The relevant portion of the judge’s charge to the jury consists of the following:
“Now, what do I mean when I say that the government must prove to you beyond a reasonable doubt that this defendant is guilty of the crimes charged? I can first say to you that it does not mean that the government must prove to you beyond all doubt, that the government is required to prove to you beyond a mathematical certainty that this defendant is guilty. If that standard of proof were required of the prosecution in any criminal case, there would rarely, if ever, be a conviction.
“Proof beyond a reasonable doubt requires that a jury be satisfied of all of the facts necessary to convict to a moral certainty.
“I can state it in another way: That any jury and any juror in any case can find some doubt if he goes looking for doubt. That type of doubt is the doubt that I refer to when I refer to reasonable doubt.
“Reasonable doubt is that type of a feeling of doubt about the essential facts that an honest juror, honestly and earnestly seeking the truth, finds abiding in his mind at the end of a full consideration of the facts of the case and the law as given to you by the *346Court. If such a doubt lingers in the minds of any one of you, then that doubt, of course, must be resolved in favor of the defendant.
“But, on the other hand, if you are satisfied to a moral certainty and beyond any such doubt as I have just described, then the government has sustained its burden.
“It is not enough that the government prove that it is more likely than not. That is a different standard of proof. The proof does require that you be satisfied beyond this doubt which would be a doubt which you could base on reason; and, again, as I say, in arriving at that process, you will use your intelligence and your common sense and your honest efforts and consideration as jurors.
“Again, I state that your job here is to seek and to find and to state the truth.
“Another judge at another time said much what I have just said, and I’d like to read from his [Madeiros] charge so that you may have it restated to you in another way:
“ ‘In a criminal case, in order to convict, the existence of a set of facts that under the law constitutes the defendant guilty of the crime charged must be proved, not merely by the preponderance of greater weight of the evidence, but beyond a reasonable doubt.
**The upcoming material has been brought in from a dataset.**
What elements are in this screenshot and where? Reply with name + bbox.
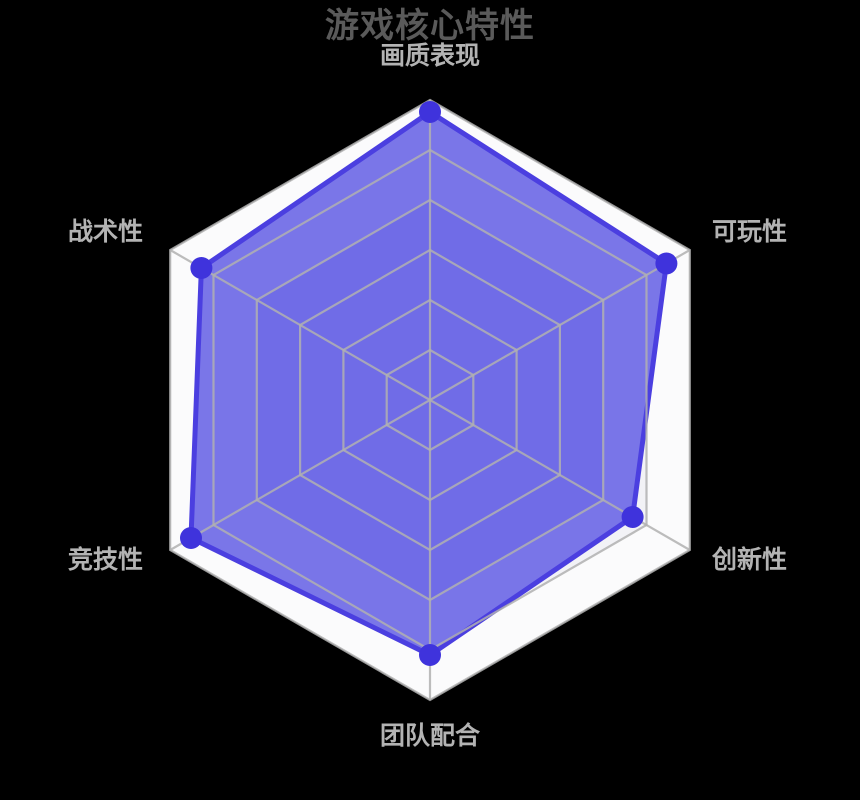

“ ‘Proof beyond a reasonable doubt does not mean beyond all doubt, nor beyond a whimsical or fanciful doubt, nor proof beyond the possibility of innocence. It is rarely if ever possible to find a case so clear that there cannot be a possibility of innocence. If a reasonable doubt or a mere possibility of innocence were sufficient to prevent a conviction, practically every criminal would be set free to prey upon the community, and such a rule would be wholly impractical and would break down the forces of law and order and make the lawless supreme.
“ ‘A reasonable doubt does not mean such a doubt as may exist in the mind of a man who is earnestly seeking doubts or for an excuse to acquit a defendant, but it means such doubt as remains in the mind of a reasonable man who is earnestly seeking the truth.
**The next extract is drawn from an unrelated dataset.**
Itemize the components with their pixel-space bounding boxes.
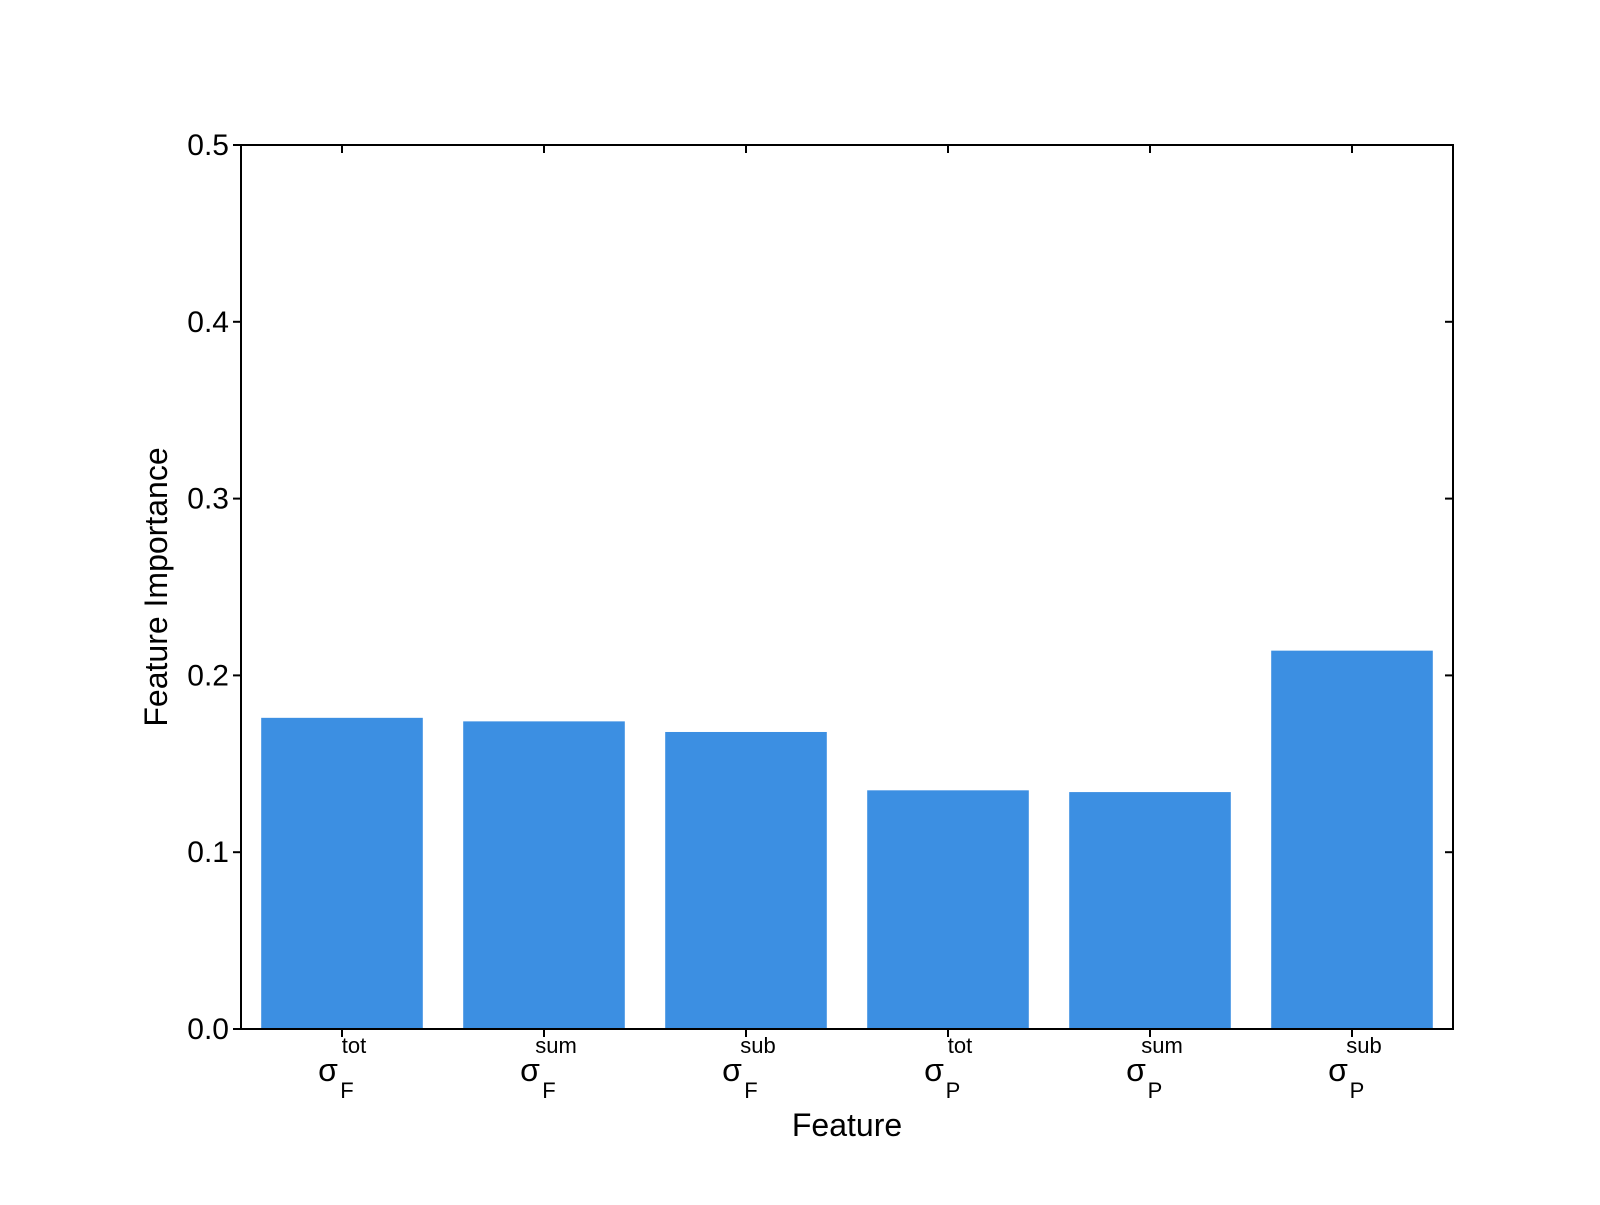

“ ‘A fact is proved beyond a reasonable doubt when it is proved to a moral certainty, as distinguished from a mathematical or absolute certainty, when it is proved to a degree of certainty that satisfies the judgment and conscience of the jury as reasonable men and women and leaves in their mind as such a clear and settled conviction of guilt.
“ ‘But if, when all is said and done, there remains in the minds of a jury any reasonable doubt as to the existence of any fact which is *347essential to the guilt of the defendant on the particular charge, the defendant must have the benefit of it and cannot be found guilty of the charge.’ ” (Emphasis added.)